Once a violation is “found,” security engineers review it, assign it a State (e.g., “In progress”), and, after investigation, mark it “Resolved” or “Not processed” if it’s a false positive or low priority.
##### Use Cases **\#1. Updating Vulnerable Dependencies** A daily NPM scan detects outdated packages in a Node.js project. Engineers mark the report as "In progress", update the dependencies, and resolve the issue. **\#2. Server Configuration Errors** A SERVER\_SCAN identifies open ports. The IT team secures the ports and marks the violation as "Resolved". **\#3. Sync Discrepancies** A SYNC scan flags code inconsistencies after deployment. Developers review the logs, sync configurations, and close the report. **\#4. False Positives Management** An automated scan reports a minor issue. The security team reviews the report and marks it as "Not processed" if deemed harmless. ##### Typical Workflow **1. Daily/Periodic Scans** A security scanner (via API integration, not by default) runs on a server or code repository on a set schedule, reporting: "notFound" – No issues detected. "found" – Issues identified for review. **2. Report Creation** The system automatically creates a Violation Report entry, or a security engineer manually logs it. Fields include: **Server name**: Which server was scanned. **Tool**: Name of the scanning tool (e.g., NPM, SERVER\_SCAN, SYNC). **Result**: Was a violation discovered (found) or not? **State**: Whether the issue is “Not processed,” “In progress,” or “Resolved.” **Project**: Which project or environment the server is linked to. **Created at/Updated at**: Timestamps for when the record was created or last updated. **Description**: Any extra details or logs from the scan. **3. Engineer Review** A security engineer checks the new violations. If the issue needs action, they mark it as “In progress.”Once it’s handled or deemed harmless, they set State to “Processed” (or a similar status).

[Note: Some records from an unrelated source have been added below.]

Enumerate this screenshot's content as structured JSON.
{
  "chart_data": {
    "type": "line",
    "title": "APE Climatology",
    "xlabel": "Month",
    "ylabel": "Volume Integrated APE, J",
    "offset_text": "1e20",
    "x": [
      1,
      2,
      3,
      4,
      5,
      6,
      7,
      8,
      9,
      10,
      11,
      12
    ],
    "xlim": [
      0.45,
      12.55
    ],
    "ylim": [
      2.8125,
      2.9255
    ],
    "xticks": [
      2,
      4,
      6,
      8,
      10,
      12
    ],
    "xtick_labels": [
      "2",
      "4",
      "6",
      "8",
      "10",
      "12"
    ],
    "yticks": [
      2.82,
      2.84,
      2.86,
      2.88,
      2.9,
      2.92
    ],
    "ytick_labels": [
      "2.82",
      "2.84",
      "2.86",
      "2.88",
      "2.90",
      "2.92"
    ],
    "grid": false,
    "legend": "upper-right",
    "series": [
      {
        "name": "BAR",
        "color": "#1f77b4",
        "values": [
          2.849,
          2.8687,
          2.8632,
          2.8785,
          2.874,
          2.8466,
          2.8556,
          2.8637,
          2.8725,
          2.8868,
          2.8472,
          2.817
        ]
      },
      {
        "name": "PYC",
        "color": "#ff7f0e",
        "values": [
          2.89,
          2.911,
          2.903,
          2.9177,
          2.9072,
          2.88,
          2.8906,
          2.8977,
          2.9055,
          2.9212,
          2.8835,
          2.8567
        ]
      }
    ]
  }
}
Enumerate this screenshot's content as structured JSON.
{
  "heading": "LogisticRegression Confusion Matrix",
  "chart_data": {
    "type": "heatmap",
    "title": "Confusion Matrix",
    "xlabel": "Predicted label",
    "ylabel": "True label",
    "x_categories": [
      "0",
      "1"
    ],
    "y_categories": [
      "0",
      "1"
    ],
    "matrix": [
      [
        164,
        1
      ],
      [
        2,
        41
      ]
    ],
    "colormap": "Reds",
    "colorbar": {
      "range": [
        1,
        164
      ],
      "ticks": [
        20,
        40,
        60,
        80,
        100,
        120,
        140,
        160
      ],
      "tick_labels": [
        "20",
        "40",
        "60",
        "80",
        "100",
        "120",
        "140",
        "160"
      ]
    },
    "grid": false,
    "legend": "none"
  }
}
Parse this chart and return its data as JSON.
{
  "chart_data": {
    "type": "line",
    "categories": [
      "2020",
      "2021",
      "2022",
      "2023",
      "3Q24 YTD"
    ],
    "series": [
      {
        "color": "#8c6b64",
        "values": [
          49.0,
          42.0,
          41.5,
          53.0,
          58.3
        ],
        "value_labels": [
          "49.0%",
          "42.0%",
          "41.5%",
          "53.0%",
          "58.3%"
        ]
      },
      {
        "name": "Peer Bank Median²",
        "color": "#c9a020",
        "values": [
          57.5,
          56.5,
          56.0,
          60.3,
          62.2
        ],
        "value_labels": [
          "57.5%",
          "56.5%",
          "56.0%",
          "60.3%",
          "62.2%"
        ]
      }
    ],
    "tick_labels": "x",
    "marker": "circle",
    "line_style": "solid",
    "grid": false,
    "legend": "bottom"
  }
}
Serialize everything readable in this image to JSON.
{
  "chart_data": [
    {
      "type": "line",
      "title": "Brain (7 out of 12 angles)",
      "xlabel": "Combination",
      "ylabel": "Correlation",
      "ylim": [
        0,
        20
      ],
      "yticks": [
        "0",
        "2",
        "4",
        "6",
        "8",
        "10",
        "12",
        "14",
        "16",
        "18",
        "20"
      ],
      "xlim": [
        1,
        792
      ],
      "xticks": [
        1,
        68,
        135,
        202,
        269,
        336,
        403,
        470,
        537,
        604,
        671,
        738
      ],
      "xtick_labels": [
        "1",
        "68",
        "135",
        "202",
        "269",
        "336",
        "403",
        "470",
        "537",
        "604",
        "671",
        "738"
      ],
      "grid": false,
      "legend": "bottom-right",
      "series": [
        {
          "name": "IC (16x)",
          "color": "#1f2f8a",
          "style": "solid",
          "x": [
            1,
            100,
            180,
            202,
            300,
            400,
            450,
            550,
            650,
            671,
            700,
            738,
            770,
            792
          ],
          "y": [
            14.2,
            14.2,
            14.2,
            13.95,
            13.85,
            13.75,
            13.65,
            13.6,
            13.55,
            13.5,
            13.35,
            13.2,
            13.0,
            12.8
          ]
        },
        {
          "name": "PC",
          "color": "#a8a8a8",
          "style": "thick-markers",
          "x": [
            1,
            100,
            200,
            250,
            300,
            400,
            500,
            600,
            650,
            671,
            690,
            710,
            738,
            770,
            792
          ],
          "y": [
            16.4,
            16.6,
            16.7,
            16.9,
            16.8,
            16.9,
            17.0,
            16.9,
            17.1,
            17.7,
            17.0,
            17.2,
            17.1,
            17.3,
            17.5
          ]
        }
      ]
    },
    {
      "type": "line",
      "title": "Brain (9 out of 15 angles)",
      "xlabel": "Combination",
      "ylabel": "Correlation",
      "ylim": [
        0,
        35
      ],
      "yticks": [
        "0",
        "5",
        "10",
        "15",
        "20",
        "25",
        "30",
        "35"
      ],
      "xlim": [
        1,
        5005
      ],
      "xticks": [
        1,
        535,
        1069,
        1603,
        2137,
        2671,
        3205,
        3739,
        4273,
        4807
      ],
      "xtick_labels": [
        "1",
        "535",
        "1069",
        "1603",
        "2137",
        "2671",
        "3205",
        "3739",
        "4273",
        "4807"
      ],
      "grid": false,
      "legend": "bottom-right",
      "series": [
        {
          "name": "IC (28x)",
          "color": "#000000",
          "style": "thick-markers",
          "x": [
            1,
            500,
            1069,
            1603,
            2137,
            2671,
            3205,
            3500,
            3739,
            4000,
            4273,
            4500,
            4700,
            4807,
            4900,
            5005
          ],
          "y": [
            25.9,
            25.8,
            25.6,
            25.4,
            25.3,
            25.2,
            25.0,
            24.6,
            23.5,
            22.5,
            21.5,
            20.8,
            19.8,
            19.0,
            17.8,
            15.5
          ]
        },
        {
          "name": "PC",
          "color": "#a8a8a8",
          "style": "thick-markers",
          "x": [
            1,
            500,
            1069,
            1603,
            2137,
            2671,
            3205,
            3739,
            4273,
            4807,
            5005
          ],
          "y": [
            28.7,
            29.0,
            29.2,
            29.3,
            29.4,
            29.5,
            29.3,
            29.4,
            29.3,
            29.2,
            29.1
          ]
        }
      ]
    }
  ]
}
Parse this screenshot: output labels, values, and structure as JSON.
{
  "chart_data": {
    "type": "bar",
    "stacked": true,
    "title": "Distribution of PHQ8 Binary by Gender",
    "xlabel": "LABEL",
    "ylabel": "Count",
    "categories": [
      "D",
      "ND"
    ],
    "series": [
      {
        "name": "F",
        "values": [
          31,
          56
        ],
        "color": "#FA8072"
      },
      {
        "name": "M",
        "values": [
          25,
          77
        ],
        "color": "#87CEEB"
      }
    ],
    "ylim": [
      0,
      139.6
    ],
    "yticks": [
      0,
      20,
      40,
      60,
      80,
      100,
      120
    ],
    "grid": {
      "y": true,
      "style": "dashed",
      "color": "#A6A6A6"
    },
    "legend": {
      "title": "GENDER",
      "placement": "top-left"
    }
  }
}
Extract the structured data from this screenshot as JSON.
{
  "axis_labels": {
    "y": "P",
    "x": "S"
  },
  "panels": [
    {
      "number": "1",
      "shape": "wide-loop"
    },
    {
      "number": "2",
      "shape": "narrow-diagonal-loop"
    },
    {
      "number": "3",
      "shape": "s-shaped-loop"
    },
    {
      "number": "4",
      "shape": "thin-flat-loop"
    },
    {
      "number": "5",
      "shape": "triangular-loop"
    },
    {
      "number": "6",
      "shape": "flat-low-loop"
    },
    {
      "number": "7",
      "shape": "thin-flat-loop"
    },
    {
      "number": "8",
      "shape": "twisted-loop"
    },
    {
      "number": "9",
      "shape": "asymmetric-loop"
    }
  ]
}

##### Table View Use **Table** view for a spreadsheet-style overview, sortable and filterable by any column. By default, you’ll see:| Column | Description |
|---|---|
| **Severity** ⇅ | Visual severity icon (— for Medium, ↓ for Low, ↑ for High/Critical). Click to sort by severity level. |
| **Created at** ⇅ | Timestamp when the report was first logged. |
| **Title** | Clickable report name; opens the Edit panel. |
| **CVSS v3 Score** | The numeric CVSS score (e.g. 7.5). |
| **Assigned to** | One or more engineer names/UIDs. |
| **Tool** ⇅ | Scanning tool (e.g. NPM, SYNC, SERVER\_SCAN). Click to sort. |
| **Scan type** | Code base or Server scan. |
| **Component** | If Code base → module or repo path. |
| **Server name** | If Server scan → hostname or IP. |
| **Project** | Linked project name. |
| **SLA** | Target remediation date / time. |
| **Updated at** | Timestamp of the most recent update to the report (status change, reassignment, or edit). |
| ****Status**** |
**Overdue alert:** If the SLA has expired and the report is not closed, the SLA cell is shaded **red** to draw immediate attention.
> **Violation Reports – Clickable Title** > In the Table view for Violation Reports, the **Title** column entries are clickable: clicking any Title opens the full-width “View Violation Report” drawer, displaying all of that report’s fields, history, attachments, resolution summary, and close details. **Sorting & Total:** Sort reports by any column. The **Total** count shows how many entries match your current view. ##### Board (Kanban) View > **Board** view—a Kanban-style layout groups reports into columns by **Status**. Drag & drop cards between **Open**, **In Progress**, **Resolved** to update their status in real time.**Warning:** Deleted violation reports cannot be restored. Be sure you no longer need the record before confirming deletion**.**
##### Filtering & Searching 1. **Filter Panel:** Click **Filter** to narrow by **Status** or **Tool**. 2. **Search Bar:** Type a partial or full server name in the **Search** field to find specific reports instantly.